(14)

4.8K 441 28
                                    

"Sekamar bukan berarti seranjang ya Mas, Mas tidurnya di lantai nggak papakan?" Gue bahkan udah menyilangkan kedua tangan gue didepan dada menatap Mas Langit nggak yakin sekarang, gue masih anak kecil.

"Isi otak kamu apaan sih Nga? Mas nggak mungkin ngapa-ngapain anak SMA kaya kamu begini." Mas Langit malah balik menatap gue sambilan geleng-geleng kepala.

Memang kalau gue masih anak SMA kenapa? Anak SMA tapikan gue perempuan, tar kalau Mas Langit khilaf terus gue juga ikutan lupa diri gimana? Masa depan gue kacau dong, siapa yang susah? Gue juga yang susah.

"Laki-laki itu dimana-mana sama aja, nggak bisa dipercaya." Balas gue nggak mau kalah.

"Kalau kamu nggak percaya kenapa kamu mau nikah sama Mas? Bukannya batal nikah lebih baik dari mana ditipu untuk kedua kali?" Ish, pinter banget ngejawabnya.

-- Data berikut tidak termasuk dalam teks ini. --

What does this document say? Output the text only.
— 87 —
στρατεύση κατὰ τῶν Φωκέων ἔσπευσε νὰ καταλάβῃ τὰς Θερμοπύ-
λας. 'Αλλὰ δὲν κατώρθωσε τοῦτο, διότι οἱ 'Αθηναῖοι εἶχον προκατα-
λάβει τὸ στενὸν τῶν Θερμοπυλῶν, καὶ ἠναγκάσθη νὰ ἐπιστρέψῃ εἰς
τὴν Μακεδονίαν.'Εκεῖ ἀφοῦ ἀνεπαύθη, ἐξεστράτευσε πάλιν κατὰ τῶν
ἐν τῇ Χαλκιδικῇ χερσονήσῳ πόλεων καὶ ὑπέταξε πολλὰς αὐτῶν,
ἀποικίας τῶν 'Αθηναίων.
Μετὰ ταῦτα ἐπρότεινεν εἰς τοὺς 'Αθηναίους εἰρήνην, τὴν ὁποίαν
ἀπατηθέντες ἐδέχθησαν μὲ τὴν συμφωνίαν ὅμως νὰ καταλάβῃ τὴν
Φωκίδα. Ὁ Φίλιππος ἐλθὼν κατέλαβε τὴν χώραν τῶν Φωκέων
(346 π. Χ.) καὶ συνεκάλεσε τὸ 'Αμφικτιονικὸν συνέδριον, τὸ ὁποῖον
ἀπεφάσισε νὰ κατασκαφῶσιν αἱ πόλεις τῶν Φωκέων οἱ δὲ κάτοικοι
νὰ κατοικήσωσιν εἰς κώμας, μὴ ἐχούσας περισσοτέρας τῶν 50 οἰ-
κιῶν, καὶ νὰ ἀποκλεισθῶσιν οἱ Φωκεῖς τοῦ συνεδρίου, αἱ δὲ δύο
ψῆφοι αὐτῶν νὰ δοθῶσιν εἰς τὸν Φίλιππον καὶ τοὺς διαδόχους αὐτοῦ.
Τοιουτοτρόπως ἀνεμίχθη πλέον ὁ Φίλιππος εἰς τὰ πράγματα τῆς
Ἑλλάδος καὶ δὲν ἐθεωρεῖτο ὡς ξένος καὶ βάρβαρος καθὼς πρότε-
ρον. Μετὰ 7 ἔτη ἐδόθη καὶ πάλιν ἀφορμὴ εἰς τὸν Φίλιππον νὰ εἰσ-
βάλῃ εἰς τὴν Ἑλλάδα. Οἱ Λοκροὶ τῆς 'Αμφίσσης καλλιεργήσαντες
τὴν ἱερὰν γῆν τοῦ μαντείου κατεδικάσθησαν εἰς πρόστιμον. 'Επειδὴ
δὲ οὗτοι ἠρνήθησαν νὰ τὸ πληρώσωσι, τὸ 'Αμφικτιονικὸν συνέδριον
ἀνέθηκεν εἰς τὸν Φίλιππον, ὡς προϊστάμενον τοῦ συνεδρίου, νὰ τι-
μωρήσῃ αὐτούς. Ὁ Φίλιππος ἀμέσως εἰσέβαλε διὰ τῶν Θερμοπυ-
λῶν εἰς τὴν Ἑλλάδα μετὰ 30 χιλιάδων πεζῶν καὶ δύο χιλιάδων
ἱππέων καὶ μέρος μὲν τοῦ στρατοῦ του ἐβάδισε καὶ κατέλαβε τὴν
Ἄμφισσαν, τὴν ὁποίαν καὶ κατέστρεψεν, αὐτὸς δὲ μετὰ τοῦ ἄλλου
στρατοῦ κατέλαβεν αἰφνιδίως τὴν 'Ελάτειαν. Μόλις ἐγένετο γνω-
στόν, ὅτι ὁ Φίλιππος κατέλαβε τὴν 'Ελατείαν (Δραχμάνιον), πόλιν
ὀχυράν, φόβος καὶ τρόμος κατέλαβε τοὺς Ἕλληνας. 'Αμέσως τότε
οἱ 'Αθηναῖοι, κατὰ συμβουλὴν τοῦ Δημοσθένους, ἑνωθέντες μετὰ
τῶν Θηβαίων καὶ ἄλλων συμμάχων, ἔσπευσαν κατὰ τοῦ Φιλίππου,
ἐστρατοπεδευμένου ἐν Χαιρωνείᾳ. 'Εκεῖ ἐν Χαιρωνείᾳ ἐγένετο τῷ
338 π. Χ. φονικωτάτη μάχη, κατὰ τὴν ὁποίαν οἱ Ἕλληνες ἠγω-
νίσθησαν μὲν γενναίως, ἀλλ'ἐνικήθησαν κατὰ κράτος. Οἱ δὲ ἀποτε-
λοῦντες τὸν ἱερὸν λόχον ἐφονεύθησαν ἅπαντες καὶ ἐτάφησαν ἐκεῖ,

"Pokoknya tidur di lantai!" Gue ngegas.

"Kalau Mas masuk angin kamu mau tanggung jawab?" Hah!

"Lantai yang bikin Mas masuk angin kenapa Bunga yang harus tanggung jawab?" Yang tanggungjawab harusnya lantailah, kan yang bikin Mas Langit masuk angin lantai.

"Pakai acara nyalahin lantai, lantai aja nggak bisa nolak permintaan kamu, kamu yang nyuruh tidur disana." Lah.

"Gini deh Mas kita bikin gampang aja, kalau Mas nggak mau yaudah, biar Bunga yang di lantai, selesaikan urusannya?" Gue siap narik selimut untuk pindah tidur di lantai tepat sebelum Mas Langit lebih dulu membaringkan tubuhnya di selimut yang udah gue bentang dari tadi.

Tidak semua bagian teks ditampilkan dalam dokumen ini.